Perspectives pratiques

Cela ne sert à rien d’attendre l’apocalypse zombie : si elle dure depuis plus de quinze ans sur nos écrans, c’est qu’elle est déjà en cours au niveau culturel. Alors, comment réagir ? Inspirons-nous de l’Histoire.

Lors de l’effondrement de l’Empire Romain, un élément majeur, si ce n’est le seul, qui a permis à l’Occident de ne pas sombrer sous les coups des invasions barbares, fut l’Eglise chrétienne. Grâce à son réseau continental, elle a maintenu l’unité de notre civilisation, si bien que les envahisseurs se sont finalement convertis au christianisme pour régner. Certes, avec plus ou moins de sincérité, et d’abus par la suite, mais aussi, parfois, pour le meilleur (hôpitaux, éducations, égalité…).

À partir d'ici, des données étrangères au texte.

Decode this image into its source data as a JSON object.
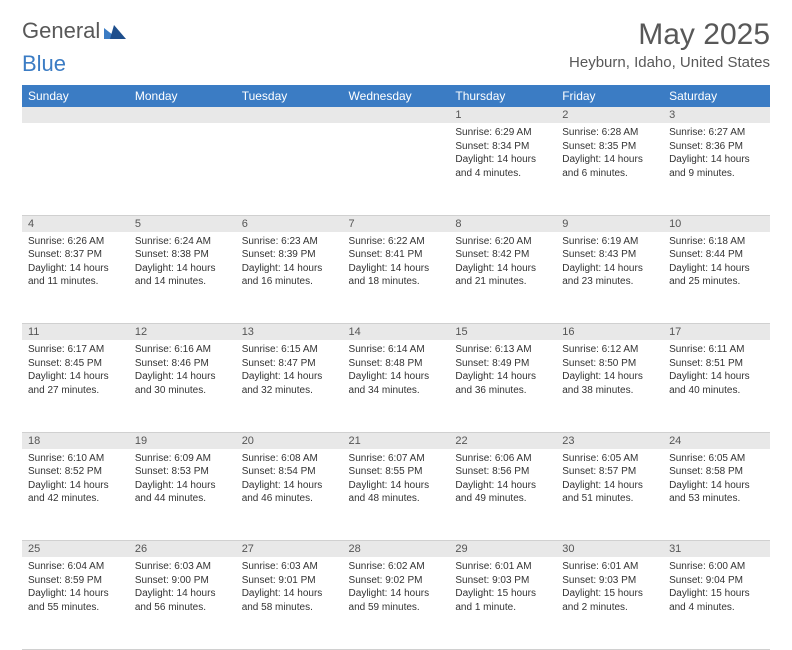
{
  "logo": {
    "word1": "General",
    "word2": "Blue"
  },
  "title": "May 2025",
  "location": "Heyburn, Idaho, United States",
  "colors": {
    "header_bg": "#3b7cc4",
    "header_text": "#ffffff",
    "daynum_bg": "#e8e8e8",
    "text": "#333333",
    "title_text": "#585858"
  },
  "day_headers": [
    "Sunday",
    "Monday",
    "Tuesday",
    "Wednesday",
    "Thursday",
    "Friday",
    "Saturday"
  ],
  "weeks": [
    [
      null,
      null,
      null,
      null,
      {
        "n": "1",
        "sr": "6:29 AM",
        "ss": "8:34 PM",
        "dl": "14 hours and 4 minutes."
      },
      {
        "n": "2",
        "sr": "6:28 AM",
        "ss": "8:35 PM",
        "dl": "14 hours and 6 minutes."
      },
      {
        "n": "3",
        "sr": "6:27 AM",
        "ss": "8:36 PM",
        "dl": "14 hours and 9 minutes."
      }
    ],
    [
      {
        "n": "4",
        "sr": "6:26 AM",
        "ss": "8:37 PM",
        "dl": "14 hours and 11 minutes."
      },
      {
        "n": "5",
        "sr": "6:24 AM",
        "ss": "8:38 PM",
        "dl": "14 hours and 14 minutes."
      },
      {
        "n": "6",
        "sr": "6:23 AM",
        "ss": "8:39 PM",
        "dl": "14 hours and 16 minutes."
      },
      {
        "n": "7",
        "sr": "6:22 AM",
        "ss": "8:41 PM",
        "dl": "14 hours and 18 minutes."
      },
      {
        "n": "8",
        "sr": "6:20 AM",
        "ss": "8:42 PM",
        "dl": "14 hours and 21 minutes."
      },
      {
        "n": "9",
        "sr": "6:19 AM",
        "ss": "8:43 PM",
        "dl": "14 hours and 23 minutes."
      },
      {
        "n": "10",
        "sr": "6:18 AM",
        "ss": "8:44 PM",
        "dl": "14 hours and 25 minutes."
      }
    ],
    [
      {
        "n": "11",
        "sr": "6:17 AM",
        "ss": "8:45 PM",
        "dl": "14 hours and 27 minutes."
      },
      {
        "n": "12",
        "sr": "6:16 AM",
        "ss": "8:46 PM",
        "dl": "14 hours and 30 minutes."
      },
      {
        "n": "13",
        "sr": "6:15 AM",
        "ss": "8:47 PM",
        "dl": "14 hours and 32 minutes."
      },
      {
        "n": "14",
        "sr": "6:14 AM",
        "ss": "8:48 PM",
        "dl": "14 hours and 34 minutes."
      },
      {
        "n": "15",
        "sr": "6:13 AM",
        "ss": "8:49 PM",
        "dl": "14 hours and 36 minutes."
      },
      {
        "n": "16",
        "sr": "6:12 AM",
        "ss": "8:50 PM",
        "dl": "14 hours and 38 minutes."
      },
      {
        "n": "17",
        "sr": "6:11 AM",
        "ss": "8:51 PM",
        "dl": "14 hours and 40 minutes."
      }
    ],
    [
      {
        "n": "18",
        "sr": "6:10 AM",
        "ss": "8:52 PM",
        "dl": "14 hours and 42 minutes."
      },
      {
        "n": "19",
        "sr": "6:09 AM",
        "ss": "8:53 PM",
        "dl": "14 hours and 44 minutes."
      },
      {
        "n": "20",
        "sr": "6:08 AM",
        "ss": "8:54 PM",
        "dl": "14 hours and 46 minutes."
      },
      {
        "n": "21",
        "sr": "6:07 AM",
        "ss": "8:55 PM",
        "dl": "14 hours and 48 minutes."
      },
      {
        "n": "22",
        "sr": "6:06 AM",
        "ss": "8:56 PM",
        "dl": "14 hours and 49 minutes."
      },
      {
        "n": "23",
        "sr": "6:05 AM",
        "ss": "8:57 PM",
        "dl": "14 hours and 51 minutes."
      },
      {
        "n": "24",
        "sr": "6:05 AM",
        "ss": "8:58 PM",
        "dl": "14 hours and 53 minutes."
      }
    ],
    [
      {
        "n": "25",
        "sr": "6:04 AM",
        "ss": "8:59 PM",
        "dl": "14 hours and 55 minutes."
      },
      {
        "n": "26",
        "sr": "6:03 AM",
        "ss": "9:00 PM",
        "dl": "14 hours and 56 minutes."
      },
      {
        "n": "27",
        "sr": "6:03 AM",
        "ss": "9:01 PM",
        "dl": "14 hours and 58 minutes."
      },
      {
        "n": "28",
        "sr": "6:02 AM",
        "ss": "9:02 PM",
        "dl": "14 hours and 59 minutes."
      },
      {
        "n": "29",
        "sr": "6:01 AM",
        "ss": "9:03 PM",
        "dl": "15 hours and 1 minute."
      },
      {
        "n": "30",
        "sr": "6:01 AM",
        "ss": "9:03 PM",
        "dl": "15 hours and 2 minutes."
      },
      {
        "n": "31",
        "sr": "6:00 AM",
        "ss": "9:04 PM",
        "dl": "15 hours and 4 minutes."
      }
    ]
  ],
  "labels": {
    "sunrise": "Sunrise:",
    "sunset": "Sunset:",
    "daylight": "Daylight:"
  }
}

En période de forte mutation culturelle, solidité et direction sont des denrées rares, que les sectes de tous bords sont toujours prêtes à proposer (en apparence) par leurs règles sévères et leurs dogmes. Les groupes chrétiens doivent se méfier de cette tentation, néanmoins il est essentiel que la doctrine de la foi soit clairement présentée et connue de tous les membres, et que la dimension communautaire soit le fondement de toute autre action ecclésiale (évangélisation, mission, etc.). Voilà un des messages prophétiques, et biblique, que font entendre les zombies.

Pourtant, là où les zombies, « ceux du dehors », « les autres », représentent une menace sans fin pour la communauté des survivants, là où les communautés humaines virent facilement au communautarisme xénophobe, la communauté chrétienne reste ouverte. Christ offre son corps et son sang en nourriture pour faire de ses anciens ennemis de nouveaux frères et soeurs, or son oeuvre est désormais notre mission. À nous de montrer comment l’alliance de solidarité, d’amour et de service est un modèle intemporel et toujours triomphant, particulièrement en période de crise.


* Pour ce qui est des films qui ont rencontré un large succès tout du moins. Quelques autres les ont précédé sans suivre ce schéma (p.ex les films britanniques Doctor Blood’s Coffin, 1961, et Plague of the Zombies, 1966, se déroulent dans un village de Cornouailles), mais ils n’ont pas creusé un sillon culturel aussi profond.